Le 21 janvier 2025, l’Organisation des Nations Unies pour l’éducation, la science et la culture (UNESCO) et l’Organisation météorologique mondiale (OMM) ont procédé au lancement officiel de l’Année internationale de la préservation des glaciers. L’occasion de rappeler que ces châteaux d’eau du monde fondent à une vitesse inédite, bouleversant des équilibres physiques et des vies humaines… Mais aussi, l’occasion de découvrir, là où la glace se retire, des écosystèmes inattendus, témoignant à la fois de la fragilité et de l’ingéniosité du vivant.
Des géants qui s’effacent
Ils ont façonné nos montagnes, sculpté nos vallées, et longtemps nourri l’imaginaire d’une nature immuable. Ces colosses de glace – qui stockent près de 70 % de l’eau douce mondiale (Gleick, 1996 ; Abram et al., 2019) – assurent la régulation hydraulique de régions entières. Plus de deux milliards de personnes dépendent directement de l’eau provenant de leurs fontes saisonnières (ONU, 2025).
Pourtant, les glaciers et leurs neiges n’ont aujourd’hui d’éternel que le nom : depuis plusieurs décennies, leur déclin s’accélère. L’année 2023 a enregistré la plus grande perte de masse glaciaire depuis 50 ans (Dussaillant et al., 2025). La disparition progressive de ces réservoirs pose une menace majeure : celle d’un futur où l’approvisionnement en eau devient incertain, et où l’équilibre des systèmes climatiques, hydrologiques et biologiques est bouleversé.
On pourrait continuer de dresser la liste des mauvaises nouvelles (et elle est longue), et s’arrêter sur cette image glaçante (c’est le cas de le dire). Pourtant, au CREA Mont-Blanc, une conviction demeure : même au cœur de l’urgence, le vivant continue d’émerveiller.
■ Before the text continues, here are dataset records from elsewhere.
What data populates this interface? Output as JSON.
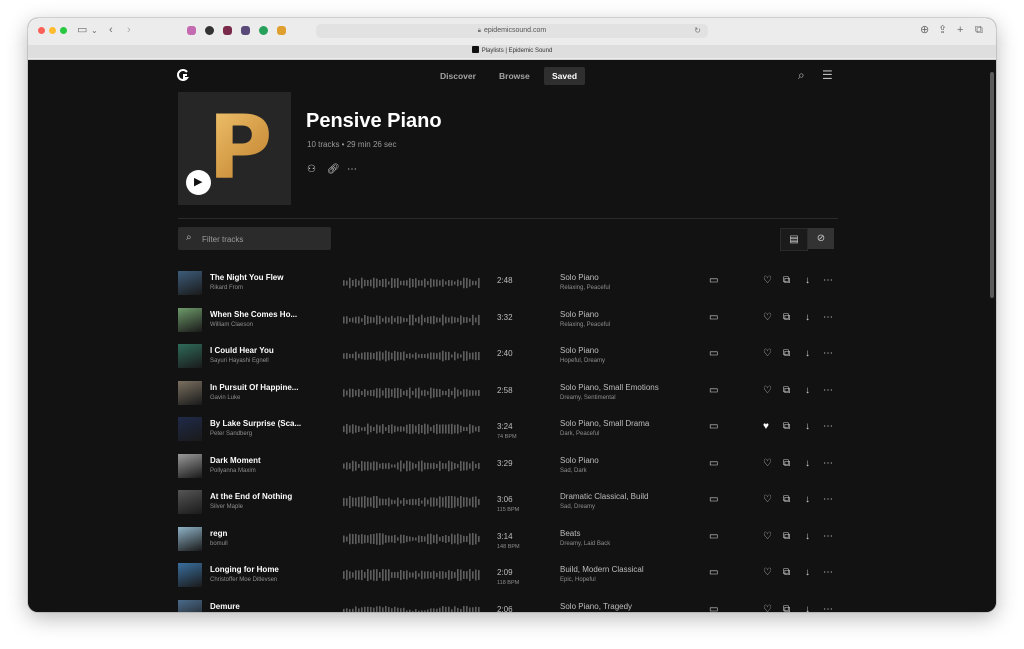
{
  "browser": {
    "url": "epidemicsound.com",
    "tab_title": "Playlists | Epidemic Sound"
  },
  "nav": {
    "items": [
      "Discover",
      "Browse",
      "Saved"
    ],
    "active": "Saved"
  },
  "playlist": {
    "cover_letter": "P",
    "title": "Pensive Piano",
    "meta": "10 tracks • 29 min 26 sec"
  },
  "filter": {
    "placeholder": "Filter tracks"
  },
  "colors": {
    "background": "#121212",
    "accent_gold": "#d6952f",
    "text_primary": "#ffffff",
    "text_secondary": "#8e8e8e"
  },
  "icons": [
    "logo-icon",
    "search-icon",
    "menu-icon",
    "play-icon",
    "add-user-icon",
    "link-icon",
    "more-icon",
    "filter-search-icon",
    "list-view-icon",
    "no-image-view-icon",
    "comment-icon",
    "heart-icon",
    "stems-icon",
    "download-icon"
  ],
  "tracks": [
    {
      "name": "The Night You Flew",
      "artist": "Rikard From",
      "duration": "2:48",
      "bpm": "",
      "genre": "Solo Piano",
      "moods": "Relaxing, Peaceful",
      "liked": false,
      "thumb": "#3d5c7a"
    },
    {
      "name": "When She Comes Ho...",
      "artist": "William Claeson",
      "duration": "3:32",
      "bpm": "",
      "genre": "Solo Piano",
      "moods": "Relaxing, Peaceful",
      "liked": false,
      "thumb": "#6e9a6a"
    },
    {
      "name": "I Could Hear You",
      "artist": "Sayuri Hayashi Egnell",
      "duration": "2:40",
      "bpm": "",
      "genre": "Solo Piano",
      "moods": "Hopeful, Dreamy",
      "liked": false,
      "thumb": "#2f6b5a"
    },
    {
      "name": "In Pursuit Of Happine...",
      "artist": "Gavin Luke",
      "duration": "2:58",
      "bpm": "",
      "genre": "Solo Piano, Small Emotions",
      "moods": "Dreamy, Sentimental",
      "liked": false,
      "thumb": "#7a7060"
    },
    {
      "name": "By Lake Surprise (Sca...",
      "artist": "Peter Sandberg",
      "duration": "3:24",
      "bpm": "74 BPM",
      "genre": "Solo Piano, Small Drama",
      "moods": "Dark, Peaceful",
      "liked": true,
      "thumb": "#1e2a48"
    },
    {
      "name": "Dark Moment",
      "artist": "Pollyanna Maxim",
      "duration": "3:29",
      "bpm": "",
      "genre": "Solo Piano",
      "moods": "Sad, Dark",
      "liked": false,
      "thumb": "#9a9a9a"
    },
    {
      "name": "At the End of Nothing",
      "artist": "Silver Maple",
      "duration": "3:06",
      "bpm": "115 BPM",
      "genre": "Dramatic Classical, Build",
      "moods": "Sad, Dreamy",
      "liked": false,
      "thumb": "#555555"
    },
    {
      "name": "regn",
      "artist": "bomull",
      "duration": "3:14",
      "bpm": "148 BPM",
      "genre": "Beats",
      "moods": "Dreamy, Laid Back",
      "liked": false,
      "thumb": "#8fb2c6"
    },
    {
      "name": "Longing for Home",
      "artist": "Christoffer Moe Ditlevsen",
      "duration": "2:09",
      "bpm": "118 BPM",
      "genre": "Build, Modern Classical",
      "moods": "Epic, Hopeful",
      "liked": false,
      "thumb": "#3a6f9e"
    },
    {
      "name": "Demure",
      "artist": "",
      "duration": "2:06",
      "bpm": "",
      "genre": "Solo Piano, Tragedy",
      "moods": "",
      "liked": false,
      "thumb": "#4a6a8a"
    }
  ]
}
Quand la glace recule, la vie s’avance
Les marges glaciaires, ces zones libérées par le retrait de la glace, ne sont pas des déserts biologiques ; elles sont au contraire le théâtre de véritables successions écologiques, où la vie s’installe, s’essaye et se réinvente. Un monde opportuniste qui transforme des terrains nus – encore instables, froids, et stériles en apparence – en habitats où germe un nouveau cycle.
Le 06 novembre dernier, nous recevions Brad Carlson pour un apéro science sur les marges glaciaires. Brad nous a partagé avec rigueur et émotion les résultats d’un travail de recherche mené en collaboration avec Arthur Bayle et Philippe Choler, entre autres, qui est paru dans la revue Biogeoscience en 2023 (Bayle et al., 2023). Dans cet article, Brad et ses collègues ont étudié huit marges glaciaires avec une idée en tête : peut-on définir une dynamique générale de recolonisation végétale après la fonte des glaciers ?
Plus spécifiquement, ils se sont demandé :
- Est-ce que le temps entre la fonte de la glace et l’arrivée des plantes varie entre sites ?
- Quelle est l’identité des plantes pionnières ? S’agit-il
toujours des mêmes espèces, indépendamment des sites ? - Une fois la végétation établie, comment évolue-t-elle au cours du temps ? Quels sont les facteurs environnementaux qui expliquent quelles espèces s’installent ?
Huit glaciers, huit histoires
Les huit marges glaciaires qui ont été étudiées sont le Glacier Blanc, le Tour, les Pèlerins, Saint-Sorlin, Orny, Gébroulaz, Lavassey et Lauson.
Pour répondre à ces questions, il a fallu récolter diverses données, comprenant à la fois des relevés de végétation sur le terrain, mais aussi des images satellites.
Ces types de données sont complémentaires : les données de terrain permettent d’identifier les espèces présentes, d’en mesurer la hauteur, et d’établir le pourcentage de recouvrement avec une certaine précision. En revanche, cela nécessite de gros efforts de terrain (physique, coûteux) et reste assez limité au niveau de l’abondance des données, notamment dans le temps.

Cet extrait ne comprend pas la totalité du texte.